‘We must bow to the trade of surrender,’ strategist says
Jack McIntyre, global fixed income portfolio manager at Brandywine Global, joins Yahoo Finance Live to discuss Treasury yields and bonds, the possibility of further rate hikes and the labor market.
JULIE HYMAN: Yesterday’s CPI report, and of course this morning’s PPI report show that inflation is higher than ever, 9.1% for consumers, 11% for businesses on a wholesale basis. Now the focus turns to the Fed, another rate hike is on the horizon. What will be its size? Our next guest says, why stop at 75 basis points?
The Fed may indeed need to move 100 basis points. Let’s call on Jack McIntyre, portfolio manager at Brandywine Global. Jack, good to see you. So you tell us in your notes, “something has to break here between inflation and the economy.” Looks like the market is leaning towards breaking the economy.

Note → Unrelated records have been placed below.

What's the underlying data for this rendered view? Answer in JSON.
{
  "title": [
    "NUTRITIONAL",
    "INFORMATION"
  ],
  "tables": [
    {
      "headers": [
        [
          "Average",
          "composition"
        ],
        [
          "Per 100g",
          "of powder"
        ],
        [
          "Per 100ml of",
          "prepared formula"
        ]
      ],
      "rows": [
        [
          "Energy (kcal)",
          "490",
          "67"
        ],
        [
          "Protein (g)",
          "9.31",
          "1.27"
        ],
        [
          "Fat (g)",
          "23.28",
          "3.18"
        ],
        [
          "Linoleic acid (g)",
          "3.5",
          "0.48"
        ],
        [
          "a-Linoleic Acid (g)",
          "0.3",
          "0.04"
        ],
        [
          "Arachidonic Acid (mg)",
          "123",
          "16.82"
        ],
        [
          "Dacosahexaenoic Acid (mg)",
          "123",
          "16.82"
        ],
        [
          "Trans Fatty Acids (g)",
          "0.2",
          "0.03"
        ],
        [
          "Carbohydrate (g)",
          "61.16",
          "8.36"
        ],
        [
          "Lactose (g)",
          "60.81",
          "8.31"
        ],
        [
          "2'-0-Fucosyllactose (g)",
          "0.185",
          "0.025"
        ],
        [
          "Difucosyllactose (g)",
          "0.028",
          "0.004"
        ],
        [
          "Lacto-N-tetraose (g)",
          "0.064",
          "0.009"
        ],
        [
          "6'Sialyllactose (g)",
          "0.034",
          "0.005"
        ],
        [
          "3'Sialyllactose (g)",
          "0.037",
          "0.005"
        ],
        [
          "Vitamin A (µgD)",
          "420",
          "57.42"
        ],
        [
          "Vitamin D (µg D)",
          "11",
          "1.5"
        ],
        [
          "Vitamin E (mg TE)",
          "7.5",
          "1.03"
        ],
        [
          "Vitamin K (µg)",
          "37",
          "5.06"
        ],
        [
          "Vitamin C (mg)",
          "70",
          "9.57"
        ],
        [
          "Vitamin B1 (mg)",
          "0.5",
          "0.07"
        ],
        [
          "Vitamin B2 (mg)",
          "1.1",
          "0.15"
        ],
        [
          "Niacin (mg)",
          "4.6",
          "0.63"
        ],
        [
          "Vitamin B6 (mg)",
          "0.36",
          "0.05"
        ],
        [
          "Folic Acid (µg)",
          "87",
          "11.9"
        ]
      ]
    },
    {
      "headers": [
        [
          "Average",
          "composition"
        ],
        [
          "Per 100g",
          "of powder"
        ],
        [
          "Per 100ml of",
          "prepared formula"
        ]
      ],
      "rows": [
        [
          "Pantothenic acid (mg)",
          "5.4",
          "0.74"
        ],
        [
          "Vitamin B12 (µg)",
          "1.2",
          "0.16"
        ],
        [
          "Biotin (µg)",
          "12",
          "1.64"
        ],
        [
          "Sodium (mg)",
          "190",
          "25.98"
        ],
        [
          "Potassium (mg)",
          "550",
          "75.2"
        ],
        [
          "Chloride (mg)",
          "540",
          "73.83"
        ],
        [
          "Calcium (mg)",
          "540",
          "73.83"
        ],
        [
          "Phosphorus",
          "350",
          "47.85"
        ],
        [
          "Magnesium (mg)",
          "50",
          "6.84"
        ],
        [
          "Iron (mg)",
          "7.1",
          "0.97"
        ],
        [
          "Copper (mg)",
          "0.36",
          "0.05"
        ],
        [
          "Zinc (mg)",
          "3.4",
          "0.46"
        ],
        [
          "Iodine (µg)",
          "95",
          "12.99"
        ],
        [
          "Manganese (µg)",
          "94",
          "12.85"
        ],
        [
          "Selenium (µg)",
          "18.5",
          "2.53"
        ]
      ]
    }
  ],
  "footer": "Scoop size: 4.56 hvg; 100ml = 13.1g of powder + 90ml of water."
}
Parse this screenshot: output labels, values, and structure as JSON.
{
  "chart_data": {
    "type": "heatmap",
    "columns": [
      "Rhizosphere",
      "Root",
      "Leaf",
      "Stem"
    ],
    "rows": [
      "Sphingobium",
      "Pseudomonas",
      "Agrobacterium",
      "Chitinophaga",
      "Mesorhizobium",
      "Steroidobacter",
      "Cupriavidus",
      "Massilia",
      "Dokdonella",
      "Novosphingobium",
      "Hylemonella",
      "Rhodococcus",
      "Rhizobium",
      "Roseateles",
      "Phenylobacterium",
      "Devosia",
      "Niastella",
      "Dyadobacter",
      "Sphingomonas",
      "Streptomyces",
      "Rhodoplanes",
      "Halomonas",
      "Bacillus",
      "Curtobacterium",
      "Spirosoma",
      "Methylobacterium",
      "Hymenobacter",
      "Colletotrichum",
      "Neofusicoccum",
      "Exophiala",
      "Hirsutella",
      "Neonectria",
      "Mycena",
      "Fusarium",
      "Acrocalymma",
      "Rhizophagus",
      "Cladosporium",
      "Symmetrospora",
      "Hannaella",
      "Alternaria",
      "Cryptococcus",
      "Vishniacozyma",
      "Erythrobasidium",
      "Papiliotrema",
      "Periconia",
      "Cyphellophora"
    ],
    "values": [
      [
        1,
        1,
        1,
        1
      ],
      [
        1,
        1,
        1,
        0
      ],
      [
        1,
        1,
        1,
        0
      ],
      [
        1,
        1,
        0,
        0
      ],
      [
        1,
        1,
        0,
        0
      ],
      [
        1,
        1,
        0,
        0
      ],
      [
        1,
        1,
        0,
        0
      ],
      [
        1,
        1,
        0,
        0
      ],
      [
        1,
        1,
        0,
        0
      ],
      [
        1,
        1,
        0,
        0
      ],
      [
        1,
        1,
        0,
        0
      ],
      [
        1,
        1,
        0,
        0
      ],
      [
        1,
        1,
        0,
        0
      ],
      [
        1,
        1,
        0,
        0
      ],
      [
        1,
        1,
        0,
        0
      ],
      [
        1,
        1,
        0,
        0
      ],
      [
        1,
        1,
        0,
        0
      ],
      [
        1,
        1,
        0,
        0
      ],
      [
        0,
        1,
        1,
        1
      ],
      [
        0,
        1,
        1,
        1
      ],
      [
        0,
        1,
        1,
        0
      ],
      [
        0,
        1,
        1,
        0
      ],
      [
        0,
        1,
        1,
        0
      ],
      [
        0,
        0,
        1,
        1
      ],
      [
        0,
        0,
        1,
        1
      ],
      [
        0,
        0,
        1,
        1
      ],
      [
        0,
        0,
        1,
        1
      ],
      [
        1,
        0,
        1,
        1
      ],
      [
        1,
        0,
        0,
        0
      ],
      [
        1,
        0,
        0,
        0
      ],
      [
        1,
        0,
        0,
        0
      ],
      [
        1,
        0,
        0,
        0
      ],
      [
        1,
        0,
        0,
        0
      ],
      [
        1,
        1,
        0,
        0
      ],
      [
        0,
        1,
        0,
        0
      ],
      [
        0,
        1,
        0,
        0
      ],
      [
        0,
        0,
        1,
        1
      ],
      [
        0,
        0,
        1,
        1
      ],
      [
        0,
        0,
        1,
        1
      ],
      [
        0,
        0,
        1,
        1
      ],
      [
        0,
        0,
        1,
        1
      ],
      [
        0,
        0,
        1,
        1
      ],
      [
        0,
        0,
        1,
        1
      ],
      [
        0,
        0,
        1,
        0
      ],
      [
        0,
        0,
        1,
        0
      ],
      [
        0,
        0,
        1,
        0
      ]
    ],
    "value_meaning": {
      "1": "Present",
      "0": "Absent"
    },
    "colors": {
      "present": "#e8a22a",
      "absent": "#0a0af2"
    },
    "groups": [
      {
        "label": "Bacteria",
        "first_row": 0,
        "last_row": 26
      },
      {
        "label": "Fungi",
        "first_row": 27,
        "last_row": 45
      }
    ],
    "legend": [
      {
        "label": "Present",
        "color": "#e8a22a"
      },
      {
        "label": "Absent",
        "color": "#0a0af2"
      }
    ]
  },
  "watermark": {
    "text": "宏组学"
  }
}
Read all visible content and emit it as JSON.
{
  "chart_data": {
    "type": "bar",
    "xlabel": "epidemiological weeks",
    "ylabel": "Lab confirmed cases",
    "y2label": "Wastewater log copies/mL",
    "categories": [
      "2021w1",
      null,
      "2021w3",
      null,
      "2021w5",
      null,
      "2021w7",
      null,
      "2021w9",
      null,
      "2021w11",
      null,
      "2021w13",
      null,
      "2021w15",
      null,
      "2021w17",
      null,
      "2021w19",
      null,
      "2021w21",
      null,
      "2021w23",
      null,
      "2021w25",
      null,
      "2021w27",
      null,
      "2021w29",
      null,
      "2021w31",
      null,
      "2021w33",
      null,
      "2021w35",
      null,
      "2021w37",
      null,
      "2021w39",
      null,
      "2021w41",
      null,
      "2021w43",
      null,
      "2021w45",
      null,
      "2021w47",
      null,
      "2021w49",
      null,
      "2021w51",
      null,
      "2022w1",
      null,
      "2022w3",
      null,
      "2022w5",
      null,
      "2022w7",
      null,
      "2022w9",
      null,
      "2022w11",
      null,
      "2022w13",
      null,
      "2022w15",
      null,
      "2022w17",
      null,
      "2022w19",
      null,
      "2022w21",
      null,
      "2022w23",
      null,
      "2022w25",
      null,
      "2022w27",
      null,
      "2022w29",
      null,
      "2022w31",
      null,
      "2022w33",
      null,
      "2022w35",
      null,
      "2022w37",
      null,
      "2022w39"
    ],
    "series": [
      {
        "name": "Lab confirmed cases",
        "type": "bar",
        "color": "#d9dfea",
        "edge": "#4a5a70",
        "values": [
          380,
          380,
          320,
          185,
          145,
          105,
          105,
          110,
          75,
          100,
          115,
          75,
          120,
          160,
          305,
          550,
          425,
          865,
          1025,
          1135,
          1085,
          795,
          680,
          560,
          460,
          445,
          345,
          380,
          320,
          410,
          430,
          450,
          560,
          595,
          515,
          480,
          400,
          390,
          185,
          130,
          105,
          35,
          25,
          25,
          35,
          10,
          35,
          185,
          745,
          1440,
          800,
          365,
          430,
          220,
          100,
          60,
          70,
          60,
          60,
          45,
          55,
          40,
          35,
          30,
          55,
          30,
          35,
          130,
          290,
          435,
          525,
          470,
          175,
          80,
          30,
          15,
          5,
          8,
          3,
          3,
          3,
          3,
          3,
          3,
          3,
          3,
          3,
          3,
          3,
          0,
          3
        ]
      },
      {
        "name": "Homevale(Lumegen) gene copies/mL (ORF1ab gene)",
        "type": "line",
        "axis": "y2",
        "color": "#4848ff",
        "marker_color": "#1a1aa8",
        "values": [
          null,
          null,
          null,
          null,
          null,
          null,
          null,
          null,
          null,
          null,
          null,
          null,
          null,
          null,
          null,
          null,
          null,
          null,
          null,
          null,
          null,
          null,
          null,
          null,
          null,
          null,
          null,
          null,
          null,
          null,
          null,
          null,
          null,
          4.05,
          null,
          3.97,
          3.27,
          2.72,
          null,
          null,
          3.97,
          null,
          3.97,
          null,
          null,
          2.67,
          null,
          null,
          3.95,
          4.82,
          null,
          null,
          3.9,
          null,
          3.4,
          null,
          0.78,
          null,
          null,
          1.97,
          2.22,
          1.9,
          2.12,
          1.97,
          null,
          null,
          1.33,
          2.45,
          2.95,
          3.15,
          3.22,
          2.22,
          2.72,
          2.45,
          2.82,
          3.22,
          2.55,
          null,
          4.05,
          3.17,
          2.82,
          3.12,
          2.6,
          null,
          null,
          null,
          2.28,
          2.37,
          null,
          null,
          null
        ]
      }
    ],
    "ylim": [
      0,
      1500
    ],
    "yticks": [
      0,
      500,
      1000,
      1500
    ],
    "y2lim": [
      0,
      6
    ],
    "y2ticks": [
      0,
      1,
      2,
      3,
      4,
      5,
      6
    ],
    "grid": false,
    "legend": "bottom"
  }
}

JACK MCINTYRE: Yeah, you’re absolutely right. So if you’re a Rocky fan, you remember Rocky [INAUDIBLE] Clubber Lang was asked about his prediction with his fight with Rocky becoming a word, pain.
BRIAN SOZZI: Pain. Pain, good, I love it.
JACK MCINTYRE: Pain, yeah. It’s painful for the equity market, it’s going to be painful for the real economy to break inflation. But it’s really, is Powell going to be like Volcker and kind of explain this to us? And if we do, hey, the recession might be milder. My concern is that if they don’t inflation expectations are no longer anchored, then that means we’re going to have to have a worse recession in the next two years.
BRIAN SOZZI: Jack, do you think the Fed will take a sledgehammer when it comes to trying to fight inflation? I would say they haven’t yet, but we’re now talking about a potential 100 basis point rate hike at this meeting. Do you think they could make two back to back?
JACK MCINTYRE: Oh boy, that’s hard. It’s hard. Clearly, and you know, I mean, the markets were leaning towards 100. It’s going to be interesting because we’re very close to the quiet period.
I don’t know if we need to ask Waller today to send us a message that the Fed is open at 100. Back to back 100, boy, a lot can happen by September. So I’m not there yet.
JULIE HYMAN: So even with the potential 100 basis point increase at this meeting and further increases after that, you’re in long-term Treasuries, which kind of continues to be a counter-intuitive trade . I mean, it’s kind of the counter-intuitive trade that worked this year, isn’t it? That we haven’t seen yields increase as much as you might think given the rise in rates.
JACK MCINTYRE: Yeah, Julie, so my gut tells me we kind of got through the bond market sellout. I mean, by some metrics, this is the worst bond market performance in hundreds of years. I mean, the reason is that basically the bonds didn’t have a coupon.
Well, now with saving returns, hey, they pay a coupon, so you have the advantage that the coupon return impacts the total return. And again, when I say we’re buying Treasuries, we’re snacking, going neutral or slightly overweight. What I would really like to see is some weakness in the labor market. If we see weakness in the labor market, boy, then I’d be more inclined to stock up on cash.
BRIAN SOZZI: Do you think that’s the next pain point for the markets, labor market weakness?
JACK MCINTYRE: I do. The challenge, however, is that we know labor is a lagging economic indicator. I think, however, that this cycle is way overdue. Because we, the companies, have struggled to find workers, the shortage of workers.
So it may take a bit longer for the labor market to start showing real weakness. But again, you’re looking at the weekly unemployment claims that we just got. There were also signs of weakness there. So we’re following that very closely.
BRIAN SOZZI: I like this reference to Clubber Lang. I really like this movie “Rocky”. In fact, we’ll see him again this weekend. Jack McIntyre, portfolio manager at Brandywine Global. Happy to see you.